Tag Archives: healthy start initiative

What Happens If You Have a Party and No Girls Show Up? HRSA’s Healthy Start Initiative (HSI) FOA Tries Again

We just finished working on proposals for HRSA’s Healthy Start Initiative (HSI); we’ve written funded HSIs before, so we’re very familiar with the program. HSI, however, just reappeared as a Valentine’s Day Present, with a new deadline of March 31 and almost $40 million available. That link goes to the RFP.

What gives?

The RFP answers:

The number of applications received. . . was much less than expected. As a result, HRSA anticipates that funds will be available to support additional applicants after completing reviews and funding decisions of applications submitted for [HSI].

HRSA didn’t get enough applications—they threw a party and no girls showed up, which is strange because HRSA is trying to give away money. We can speculate on why HRSA didn’t get enough applications, or technically correct applications, starting with: The RFP was difficult. We worked on HSI over the holidays; a lot of people probably gave up and went back to the celebrations, or turned in technically incorrect proposals.

In honor of HRSA and drinking over the holidays, we’ll offer a 10% discount to anyone who wants to apply for HSI this time around. Call us at 800.540.8906 for a free quote.
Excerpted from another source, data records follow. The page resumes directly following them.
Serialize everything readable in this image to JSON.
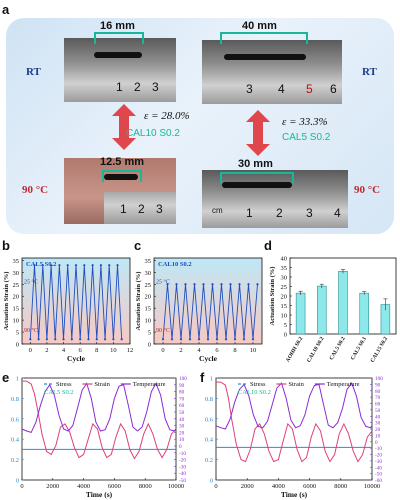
{
  "panel_labels": {
    "a": "a",
    "b": "b",
    "c": "c",
    "d": "d",
    "e": "e",
    "f": "f"
  },
  "panel_a": {
    "left": {
      "len_rt": "16 mm",
      "len_hot": "12.5 mm",
      "strain": "ε = 28.0%",
      "material": "CAL10 S0.2",
      "ruler_top": [
        "1",
        "2",
        "3"
      ],
      "ruler_bottom": [
        "1",
        "2",
        "3"
      ]
    },
    "right": {
      "len_rt": "40 mm",
      "len_hot": "30 mm",
      "strain": "ε = 33.3%",
      "material": "CAL5 S0.2",
      "ruler_top": [
        "3",
        "4",
        "5",
        "6"
      ],
      "ruler_bottom": [
        "1",
        "2",
        "3",
        "4"
      ],
      "ruler_bottom_unit": "cm"
    },
    "rt_label": "RT",
    "hot_label": "90 °C",
    "colors": {
      "accent": "#17b897",
      "rt": "#1f3d8a",
      "hot": "#c0282d",
      "arrow": "#e0474c"
    }
  },
  "chart_data": [
    {
      "panel": "b",
      "type": "line",
      "legend": "CAL5 S0.2",
      "temp_hi": "25 °C",
      "temp_lo": "90 °C",
      "xlabel": "Cycle",
      "ylabel": "Actuation Strain (%)",
      "xlim": [
        -1,
        12
      ],
      "ylim": [
        0,
        36
      ],
      "xticks": [
        0,
        2,
        4,
        6,
        8,
        10,
        12
      ],
      "yticks": [
        0,
        5,
        10,
        15,
        20,
        25,
        30,
        35
      ],
      "x": [
        0,
        0.5,
        1,
        1.5,
        2,
        2.5,
        3,
        3.5,
        4,
        4.5,
        5,
        5.5,
        6,
        6.5,
        7,
        7.5,
        8,
        8.5,
        9,
        9.5,
        10,
        10.5,
        11
      ],
      "y": [
        2,
        33,
        2,
        33,
        2,
        33,
        2,
        33,
        2,
        33,
        2,
        33,
        2,
        33,
        2,
        33,
        2,
        33,
        2,
        33,
        2,
        33,
        2
      ],
      "color": "#1f4fbf"
    },
    {
      "panel": "c",
      "type": "line",
      "legend": "CAL10 S0.2",
      "temp_hi": "25 °C",
      "temp_lo": "90 °C",
      "xlabel": "Cycle",
      "ylabel": "Actuation Strain (%)",
      "xlim": [
        -1,
        11
      ],
      "ylim": [
        0,
        36
      ],
      "xticks": [
        0,
        2,
        4,
        6,
        8,
        10
      ],
      "yticks": [
        0,
        5,
        10,
        15,
        20,
        25,
        30,
        35
      ],
      "x": [
        0,
        0.5,
        1,
        1.5,
        2,
        2.5,
        3,
        3.5,
        4,
        4.5,
        5,
        5.5,
        6,
        6.5,
        7,
        7.5,
        8,
        8.5,
        9,
        9.5,
        10,
        10.5
      ],
      "y": [
        2,
        25,
        2,
        25,
        2,
        25,
        2,
        25,
        2,
        25,
        2,
        25,
        2,
        25,
        2,
        25,
        2,
        25,
        2,
        25,
        2,
        25
      ],
      "color": "#1f4fbf"
    },
    {
      "panel": "d",
      "type": "bar",
      "ylabel": "Actuation Strain (%)",
      "categories": [
        "AOHH S0.2",
        "CAL10 S0.2",
        "CAL5 S0.2",
        "CAL5 S0.1",
        "CAL15 S0.2"
      ],
      "values": [
        21.5,
        25.2,
        33.0,
        21.5,
        15.5
      ],
      "errors": [
        1.0,
        1.0,
        1.0,
        0.8,
        3.0
      ],
      "ylim": [
        0,
        40
      ],
      "yticks": [
        0,
        5,
        10,
        15,
        20,
        25,
        30,
        35,
        40
      ],
      "color": "#8de8ea",
      "edge": "#2c8f98"
    },
    {
      "panel": "e",
      "type": "line",
      "legend_inset": "CAL5 S0.2",
      "xlabel": "Time (s)",
      "xlim": [
        0,
        10000
      ],
      "xticks": [
        0,
        2000,
        4000,
        6000,
        8000,
        10000
      ],
      "ylim_left": [
        0,
        1.0
      ],
      "yticks_left": [
        0.0,
        0.2,
        0.4,
        0.6,
        0.8,
        1.0
      ],
      "ylim_right": [
        -50,
        100
      ],
      "yticks_right": [
        -50,
        -40,
        -30,
        -20,
        -10,
        0,
        10,
        20,
        30,
        40,
        50,
        60,
        70,
        80,
        90,
        100
      ],
      "series": [
        {
          "name": "Stress",
          "color": "#2b8ad8",
          "x": [
            0,
            10000
          ],
          "y": [
            0.3,
            0.3
          ]
        },
        {
          "name": "Strain",
          "color": "#e0407a",
          "x": [
            0,
            300,
            600,
            800,
            1000,
            1300,
            1600,
            1900,
            2200,
            2500,
            2800,
            3100,
            3400,
            3700,
            4000,
            4300,
            4600,
            4900,
            5200,
            5500,
            5800,
            6100,
            6400,
            6700,
            7000,
            7300,
            7600,
            7900,
            8200,
            8500,
            8800,
            9100,
            9400,
            9700,
            10000
          ],
          "y": [
            0.97,
            0.97,
            0.94,
            0.85,
            0.7,
            0.45,
            0.28,
            0.25,
            0.34,
            0.52,
            0.55,
            0.47,
            0.32,
            0.22,
            0.25,
            0.4,
            0.55,
            0.5,
            0.32,
            0.22,
            0.25,
            0.42,
            0.55,
            0.48,
            0.3,
            0.21,
            0.28,
            0.45,
            0.55,
            0.45,
            0.3,
            0.22,
            0.3,
            0.45,
            0.5
          ]
        },
        {
          "name": "Temperature",
          "color": "#8a2bd8",
          "x": [
            0,
            300,
            600,
            900,
            1200,
            1500,
            1800,
            2100,
            2400,
            2700,
            3000,
            3300,
            3600,
            3900,
            4200,
            4500,
            4800,
            5100,
            5400,
            5700,
            6000,
            6300,
            6600,
            6900,
            7200,
            7500,
            7800,
            8100,
            8400,
            8700,
            9000,
            9300,
            9600,
            9900,
            10000
          ],
          "y": [
            25,
            22,
            20,
            35,
            60,
            80,
            90,
            75,
            45,
            25,
            22,
            30,
            55,
            82,
            92,
            70,
            35,
            22,
            24,
            40,
            70,
            88,
            90,
            60,
            28,
            22,
            28,
            50,
            80,
            92,
            75,
            40,
            24,
            22,
            25
          ]
        }
      ]
    },
    {
      "panel": "f",
      "type": "line",
      "legend_inset": "CAL10 S0.2",
      "xlabel": "Time (s)",
      "xlim": [
        0,
        10000
      ],
      "xticks": [
        0,
        2000,
        4000,
        6000,
        8000,
        10000
      ],
      "ylim_left": [
        0,
        1.0
      ],
      "yticks_left": [
        0.0,
        0.2,
        0.4,
        0.6,
        0.8,
        1.0
      ],
      "ylim_right": [
        -60,
        100
      ],
      "yticks_right": [
        -60,
        -50,
        -40,
        -30,
        -20,
        -10,
        0,
        10,
        20,
        30,
        40,
        50,
        60,
        70,
        80,
        90,
        100
      ],
      "series": [
        {
          "name": "Stress",
          "color": "#2b8ad8",
          "x": [
            0,
            10000
          ],
          "y": [
            0.32,
            0.32
          ]
        },
        {
          "name": "Strain",
          "color": "#e0407a",
          "x": [
            0,
            300,
            600,
            800,
            1000,
            1300,
            1600,
            1900,
            2200,
            2500,
            2800,
            3100,
            3400,
            3700,
            4000,
            4300,
            4600,
            4900,
            5200,
            5500,
            5800,
            6100,
            6400,
            6700,
            7000,
            7300,
            7600,
            7900,
            8200,
            8500,
            8800,
            9100,
            9400,
            9700,
            10000
          ],
          "y": [
            0.96,
            0.96,
            0.93,
            0.8,
            0.6,
            0.35,
            0.2,
            0.18,
            0.3,
            0.5,
            0.55,
            0.45,
            0.28,
            0.18,
            0.2,
            0.38,
            0.55,
            0.5,
            0.3,
            0.18,
            0.22,
            0.42,
            0.55,
            0.48,
            0.28,
            0.18,
            0.25,
            0.45,
            0.55,
            0.45,
            0.28,
            0.18,
            0.25,
            0.42,
            0.48
          ]
        },
        {
          "name": "Temperature",
          "color": "#8a2bd8",
          "x": [
            0,
            300,
            600,
            900,
            1200,
            1500,
            1800,
            2100,
            2400,
            2700,
            3000,
            3300,
            3600,
            3900,
            4200,
            4500,
            4800,
            5100,
            5400,
            5700,
            6000,
            6300,
            6600,
            6900,
            7200,
            7500,
            7800,
            8100,
            8400,
            8700,
            9000,
            9300,
            9600,
            9900,
            10000
          ],
          "y": [
            25,
            22,
            20,
            35,
            62,
            82,
            90,
            72,
            42,
            24,
            22,
            32,
            58,
            84,
            92,
            68,
            34,
            22,
            25,
            42,
            72,
            88,
            90,
            58,
            26,
            22,
            30,
            52,
            82,
            92,
            72,
            38,
            24,
            22,
            25
          ]
        }
      ]
    }
  ]
}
We know that programs have been re-released one after another before, though we can’t think of any examples right now. Those other ones must have taken place before we started the blog, because we can’t find any posts on this particular topic. Chalk it up to the inherent weirdness of Federal grant making. As Winston Churchill is said to have said of the Russians, “It is a a riddle wrapped in a mystery inside an enigma.”

The Narrative Should Use the Headers the Funder Says It Should Use: HRSA’s Health Start Initiative (HSI)

A few days ago I was describing some of the weirder sections in HRSA’s Healthy Start Initiative: Eliminating Disparities in Perinatal Health (HSI) program to my fiancée, and between the time I started and the time she fell asleep I mentioned that a proposal’s disjointedness often comes not from the writer but from the RFP. Proposals aren’t written for humans; they’re written for bureaucrats. That’s true for most federal proposals, some state proposals, fewer local proposals, and least of all for reasonably unstructured foundation proposals.

Way back in 2012 we wrote “Upward Bound means more narrative confusion,” which described how that RFP “practically hide[s] the location of the material you’re supposed to respond to.” Today I’d like to talk about an exciting, sexy, related topic: HSI (which is due tomorrow). Like Upward Bound, it has two logical places that a moderately intelligent writer could use to structure the narrative: the first is on page 22 of the RFP, which says things like: “INTRODUCTION — Corresponds to Section V’s Review Criterion 1.”

Notice the language used: “Corresponds to Section V’s Review Criterion 1.” Review Criterion 1 starts on page 43, and it has very clear section headers that could be used to structure a fairly clean and clear proposal. I was tempted to use them and I bet a lot of other people have used them in the past, since HRSA put a simple but easily missed instruction on page 22: “Use the following section headers for the Narrative.”

That instruction should be and is the end of the debate. Because of it, anyone who uses the page 43 Review Criteria is doing it wrong. As always with grant writing, it may be possible to do it wrong and then get funded anyway, but you should always err on the side of obeying the RFP.

As you might imagine, we’ve had some… discussions… around this issue with clients. I’ll leave the nature of those discussions intentionally euphemistic, but in the meantime I will note that they should not have been as long or contentious as they were.

HRSA proposals are particularly finicky with narrative starts. The Nursing Workforce Diversity (NWD) Program, for example, has the same weird, bifurcated structure, in which the narrative beings on page 10 and the review criteria on page 21. It isn’t as monstrous as HSI—the final submission package is 65 pages max, as opposed to HSI’s 100 pages, and the RFP is correspondingly shorter—but it does the same confusing thing.

From a writer’s perspective, the (imperfect) solution is to write with the mandated narrative headers and then make sure that the response hits all the review criteria. If it doesn’t, pick up some of the language from the response and then use that as a jumping off section for a paragraph. For example, HSI has a review criterion that starts, “The extent to which the proposed quality improvement plan describes an ongoing/continuous overall management approach…” and you should answer it by saying, “The proposed project will implement a quality improvement plan describes an ongoing/continuous overall management approach by creating a database that will be used by CHWs to…”

That’s a nice thing to do for the reviewers, because it allows them to check the box and ideally give you the maximum number of points possible. It would be even smarter to make the narrative instructions and review criteria identical, but HRSA evidently isn’t yet that evolved—which makes our job harder. But if we wanted an easy job, we would have become lion tamers.